Il progetto è meritevole della menzione speciale per essere tra i progetti che hanno cercato un approccio completo, anche se, pur con incrementi del verde, gli interventi volumetrici non sono stati convincenti dal punto di vista dell’equilibrio nella densificazione. Si è rivelato meno flessibile degli altri progetti selezionati rispetto le strategie urbane in fase di definizione. Suggerisce approcci sul verde, sul trattamento del suolo e su alcuni elementi che compongono lo spazio pubblico, interessanti e che possono contribuire al progetto/processo, insieme alle strategie di governance e degli impatti socio-economici.

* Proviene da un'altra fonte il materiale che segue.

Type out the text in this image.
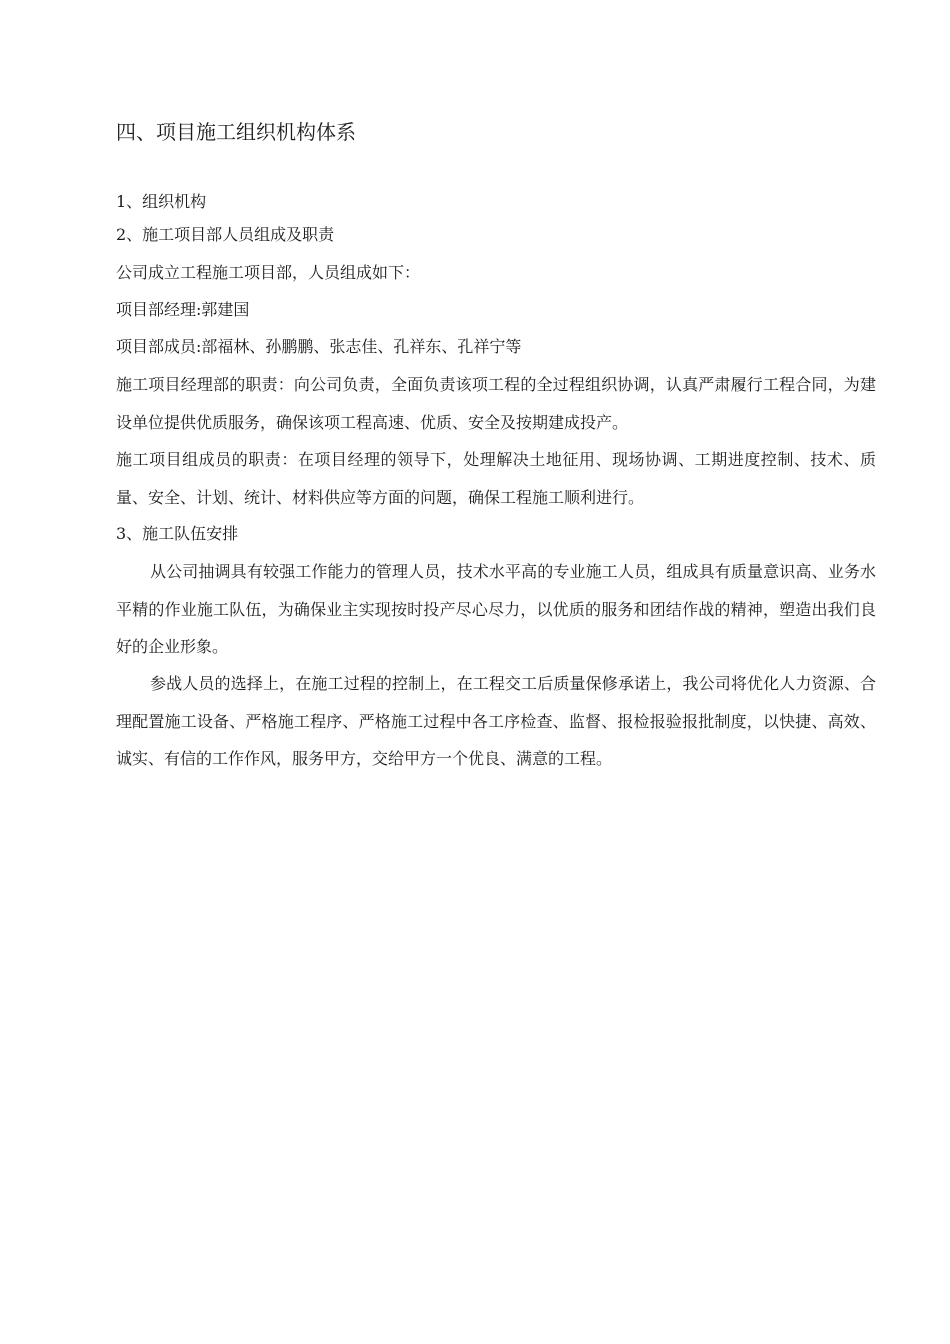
四、项目施工组织机构体系
1、组织机构
2、施工项目部人员组成及职责
公司成立工程施工项目部，人员组成如下：
项目部经理:郭建国
项目部成员:部福林、孙鹏鹏、张志佳、孔祥东、孔祥宁等
施工项目经理部的职责：向公司负责，全面负责该项工程的全过程组织协调，认真严肃履行工程合同，为建设单位提供优质服务，确保该项工程高速、优质、安全及按期建成投产。
施工项目组成员的职责：在项目经理的领导下，处理解决土地征用、现场协调、工期进度控制、技术、质量、安全、计划、统计、材料供应等方面的问题，确保工程施工顺利进行。
3、施工队伍安排
从公司抽调具有较强工作能力的管理人员，技术水平高的专业施工人员，组成具有质量意识高、业务水平精的作业施工队伍，为确保业主实现按时投产尽心尽力，以优质的服务和团结作战的精神，塑造出我们良好的企业形象。
参战人员的选择上，在施工过程的控制上，在工程交工后质量保修承诺上，我公司将优化人力资源、合理配置施工设备、严格施工程序、严格施工过程中各工序检查、监督、报检报验报批制度，以快捷、高效、诚实、有信的工作作风，服务甲方，交给甲方一个优良、满意的工程。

Una Menzione speciale va al progetto “Complementary Colours” dell’architetta di area Romagnola Anna Vittoria Zuliani (IT). La visione proposta dal progetto parte dagli elementi che delineano i caratteri territoriali (il blu, il marrone, il verde e il bianco) proponendo un bilanciamento complementare nelle quattro aree. Del progetto sono emersi due elementi di interesse: il primo è la proposta di un abaco di interventi di carattere fortemente sostenibile cercando di restituire permeabilità ai suoli urbani con materiali apparentemente simili ma dotati della capacità di assorbire e lasciar defluire l’acqua e il secondo è la realizzazione di strutture per lo spazio pubblico che reinterpretano le opere di Pino Pascali, che diventa stimolo per interventi artistici e progettuali da integrare all’itinerario artistico contemporaneo già esistente, implementando residenze per artisti, nuove sedi espositive, spazi per laboratori, muri e corridoi artistici per la riqualificazione dell’esistente.
Polignano a Mare ospiterà il Forum nazionale dei risultati, con la cerimonia di premiazione, la mostra dei progetti e il catalogo nazionale dei risultati, nei primi mesi del 2026.
Grande entusiasmo da parte dei promotori per avviare il progetto/processo. L’evento sarà infatti l’occasione perl’organizzazione del workshop coordinato da Europan Italia e promosso dalla Città di Polignano a Mare e da FS Sistemi Urbani, che vedrà il coinvolgimento di tutti i portatori di interesse, per la definizione delle linee guida di un progetto partecipato per il futuro di Polignano.